• Pick the team with the tallest players.
  • Get your hands on some syllabi and find out which star players have the least amount of homework due that week.
  • Ask everyone in the office what they majored in before repeating the story about how you “were so lost” your first two years of college until you stumbled into a small group of friends who really got you and that’s when you stopped pretending to be someone else. Then flip a coin.
  • Quickly explain that you totally knew it wasn’t, like, a swimming pool, you’re just wearing your bathing suit because you’re going to a swimming pool after work.
  • Fill out the winner of every game in the first five rounds as “#StayWokeUniversity” and write in the National Champion as the “Electoral College Sheeple.”
  • When your office crush gets his or her first pick wrong, lean in and say, “I guess that’s why they call it ‘March Madness,’” then go make some more copies.
  • Remember that the shot clock is longer in college basketball than it is in the NBA so high-tempo teams can be forced to play out of their element by an opposing coach with a disciplined strategy.
  • Also remember that college is a time when young adults learn the value of free expression, so what student athlete would ever fully constrict himself to a coach’s “strategy?”
  • Don’t pick Duke.
  • If a player suffers a gruesome injury on the court, break the nervous silence by screaming, “THEY’RE GETTING A FREE EDUCATION!” and then ask Brenda from accounting if you can expense this Buffalo Wild Wings bill.
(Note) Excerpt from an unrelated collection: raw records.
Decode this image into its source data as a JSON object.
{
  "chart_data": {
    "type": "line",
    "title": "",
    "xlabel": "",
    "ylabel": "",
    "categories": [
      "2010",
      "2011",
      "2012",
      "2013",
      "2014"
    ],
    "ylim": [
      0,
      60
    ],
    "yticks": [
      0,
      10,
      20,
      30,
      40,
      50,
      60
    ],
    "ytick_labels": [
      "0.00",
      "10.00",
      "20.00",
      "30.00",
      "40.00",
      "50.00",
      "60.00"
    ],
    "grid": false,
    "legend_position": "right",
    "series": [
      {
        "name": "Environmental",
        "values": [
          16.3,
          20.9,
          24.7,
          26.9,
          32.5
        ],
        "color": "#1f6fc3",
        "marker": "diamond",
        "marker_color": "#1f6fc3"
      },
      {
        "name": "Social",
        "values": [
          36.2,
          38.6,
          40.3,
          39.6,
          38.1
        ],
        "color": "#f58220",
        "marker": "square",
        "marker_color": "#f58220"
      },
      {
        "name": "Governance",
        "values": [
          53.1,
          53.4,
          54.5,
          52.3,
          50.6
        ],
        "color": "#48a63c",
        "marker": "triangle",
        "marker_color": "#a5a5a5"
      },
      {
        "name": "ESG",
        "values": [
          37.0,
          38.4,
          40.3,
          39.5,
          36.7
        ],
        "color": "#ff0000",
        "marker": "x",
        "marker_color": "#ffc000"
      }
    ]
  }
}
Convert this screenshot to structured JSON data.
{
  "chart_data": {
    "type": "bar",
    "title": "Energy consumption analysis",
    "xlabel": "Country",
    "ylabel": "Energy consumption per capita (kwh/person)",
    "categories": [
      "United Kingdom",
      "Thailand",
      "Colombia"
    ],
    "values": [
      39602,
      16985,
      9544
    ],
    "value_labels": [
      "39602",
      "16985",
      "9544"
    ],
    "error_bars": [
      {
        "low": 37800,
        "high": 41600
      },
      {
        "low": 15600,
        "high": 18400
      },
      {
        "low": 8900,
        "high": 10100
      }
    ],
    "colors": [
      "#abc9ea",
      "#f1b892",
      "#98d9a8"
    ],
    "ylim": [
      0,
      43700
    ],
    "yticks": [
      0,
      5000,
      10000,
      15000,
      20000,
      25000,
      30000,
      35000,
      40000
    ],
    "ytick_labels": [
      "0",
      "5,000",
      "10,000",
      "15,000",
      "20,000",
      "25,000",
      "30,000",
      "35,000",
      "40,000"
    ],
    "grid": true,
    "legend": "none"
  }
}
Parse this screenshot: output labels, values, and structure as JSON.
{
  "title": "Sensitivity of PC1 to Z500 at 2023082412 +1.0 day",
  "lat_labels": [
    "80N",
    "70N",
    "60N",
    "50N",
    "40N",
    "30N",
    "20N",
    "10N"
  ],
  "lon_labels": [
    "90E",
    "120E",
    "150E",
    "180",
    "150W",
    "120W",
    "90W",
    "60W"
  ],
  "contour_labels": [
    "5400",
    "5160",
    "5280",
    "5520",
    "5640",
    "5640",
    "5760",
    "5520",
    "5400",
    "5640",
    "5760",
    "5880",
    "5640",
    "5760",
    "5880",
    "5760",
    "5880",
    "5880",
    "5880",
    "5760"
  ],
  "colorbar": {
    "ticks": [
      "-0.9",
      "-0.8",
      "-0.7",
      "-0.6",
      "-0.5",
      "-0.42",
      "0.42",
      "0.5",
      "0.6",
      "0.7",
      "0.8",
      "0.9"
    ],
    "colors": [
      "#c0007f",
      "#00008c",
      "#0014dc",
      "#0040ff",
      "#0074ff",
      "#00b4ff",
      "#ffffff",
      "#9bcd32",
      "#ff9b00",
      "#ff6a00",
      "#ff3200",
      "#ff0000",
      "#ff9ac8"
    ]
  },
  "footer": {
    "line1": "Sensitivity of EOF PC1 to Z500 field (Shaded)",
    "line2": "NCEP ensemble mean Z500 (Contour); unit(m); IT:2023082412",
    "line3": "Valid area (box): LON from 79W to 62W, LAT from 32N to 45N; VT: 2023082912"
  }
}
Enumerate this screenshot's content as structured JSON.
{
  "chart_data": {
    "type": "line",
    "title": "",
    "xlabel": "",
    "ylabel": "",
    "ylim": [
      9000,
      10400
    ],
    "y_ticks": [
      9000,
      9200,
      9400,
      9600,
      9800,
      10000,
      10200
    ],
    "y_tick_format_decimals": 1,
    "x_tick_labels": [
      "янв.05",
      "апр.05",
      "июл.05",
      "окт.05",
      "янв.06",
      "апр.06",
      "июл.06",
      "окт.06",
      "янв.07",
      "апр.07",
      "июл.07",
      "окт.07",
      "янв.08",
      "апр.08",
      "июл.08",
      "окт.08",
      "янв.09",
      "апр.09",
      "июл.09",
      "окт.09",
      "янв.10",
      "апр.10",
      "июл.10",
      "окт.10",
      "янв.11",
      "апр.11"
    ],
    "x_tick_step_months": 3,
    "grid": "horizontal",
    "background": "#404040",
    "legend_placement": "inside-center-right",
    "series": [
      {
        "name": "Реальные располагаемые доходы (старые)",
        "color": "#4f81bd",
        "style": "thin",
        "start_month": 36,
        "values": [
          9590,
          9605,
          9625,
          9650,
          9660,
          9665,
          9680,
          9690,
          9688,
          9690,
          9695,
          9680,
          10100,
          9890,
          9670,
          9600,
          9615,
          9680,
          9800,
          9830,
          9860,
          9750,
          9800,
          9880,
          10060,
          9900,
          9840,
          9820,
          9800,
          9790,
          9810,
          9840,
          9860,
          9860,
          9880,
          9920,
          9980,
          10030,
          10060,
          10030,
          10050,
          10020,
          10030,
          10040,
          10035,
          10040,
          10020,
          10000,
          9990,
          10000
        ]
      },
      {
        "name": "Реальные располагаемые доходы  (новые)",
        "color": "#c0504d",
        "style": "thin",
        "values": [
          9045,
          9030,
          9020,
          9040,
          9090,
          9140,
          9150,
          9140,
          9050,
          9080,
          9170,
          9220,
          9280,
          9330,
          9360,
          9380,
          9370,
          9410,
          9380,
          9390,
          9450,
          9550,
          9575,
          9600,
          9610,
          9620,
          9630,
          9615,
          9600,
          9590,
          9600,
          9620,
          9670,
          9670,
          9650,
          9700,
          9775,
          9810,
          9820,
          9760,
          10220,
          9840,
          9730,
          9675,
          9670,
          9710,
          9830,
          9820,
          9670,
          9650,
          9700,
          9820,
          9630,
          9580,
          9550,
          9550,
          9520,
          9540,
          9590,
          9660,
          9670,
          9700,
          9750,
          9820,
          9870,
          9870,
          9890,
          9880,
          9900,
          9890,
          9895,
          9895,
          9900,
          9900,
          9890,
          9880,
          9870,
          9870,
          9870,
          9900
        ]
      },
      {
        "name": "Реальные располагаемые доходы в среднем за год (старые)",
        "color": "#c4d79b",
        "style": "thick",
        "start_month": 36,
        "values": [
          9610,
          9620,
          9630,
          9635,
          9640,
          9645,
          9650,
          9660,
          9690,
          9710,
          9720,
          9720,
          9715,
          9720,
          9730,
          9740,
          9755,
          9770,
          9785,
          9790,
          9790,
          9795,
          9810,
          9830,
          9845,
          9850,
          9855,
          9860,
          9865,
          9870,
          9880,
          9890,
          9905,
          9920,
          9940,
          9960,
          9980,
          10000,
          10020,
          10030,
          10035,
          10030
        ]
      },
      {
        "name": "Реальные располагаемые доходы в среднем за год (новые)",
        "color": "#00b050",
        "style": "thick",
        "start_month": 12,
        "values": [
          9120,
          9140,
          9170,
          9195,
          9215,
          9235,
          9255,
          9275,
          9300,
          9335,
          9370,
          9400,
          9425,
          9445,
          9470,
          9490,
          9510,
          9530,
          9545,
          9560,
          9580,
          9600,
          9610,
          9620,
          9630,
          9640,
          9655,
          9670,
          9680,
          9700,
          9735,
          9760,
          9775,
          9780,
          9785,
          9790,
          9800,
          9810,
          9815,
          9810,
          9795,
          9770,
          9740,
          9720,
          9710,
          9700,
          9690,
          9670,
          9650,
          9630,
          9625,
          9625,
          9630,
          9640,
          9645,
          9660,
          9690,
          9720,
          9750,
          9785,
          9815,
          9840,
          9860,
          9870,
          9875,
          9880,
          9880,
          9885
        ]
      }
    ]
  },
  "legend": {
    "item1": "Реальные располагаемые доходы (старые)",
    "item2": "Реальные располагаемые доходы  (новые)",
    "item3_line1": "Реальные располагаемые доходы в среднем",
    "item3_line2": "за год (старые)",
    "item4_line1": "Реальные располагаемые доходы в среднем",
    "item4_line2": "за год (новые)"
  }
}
  • Have a long, multi-scenario discussion about which mascots would win if forced to compete in a fight-to-the-death battle royal. Eventually just pick the cutest ones.
  • Confirm with Siri that basketball is the one with the orange ball.
  • Convince the NCAA that a prominent player received free bread and water while being recruited by his university. If he is deemed ineligible to play, pick against his team.
  • Pay close attention when Nate Silver explains how the most talented team will probably win. But wait, not so fast; according to the numbers, he says, they also might not (!) win.
  • Determine which teams best exemplify the self-discipline model created by John Wooden’s famous Pyramid of Success.
  • Determine which coaches best implement the free-labor model created by the NCAA’s famous pyramid scheme of success.
  • Don’t stop to wonder how important your job actually is considering you haven’t wholeheartedly worked on anything since the tournament started, and the same thing happened during the Olympics and the election and JoJo’s season of The Bachelor and the Ninth Circuit of Appeals’ ruling of Donald Trump’s travel ban and JoJo’s season of The Bachelorette.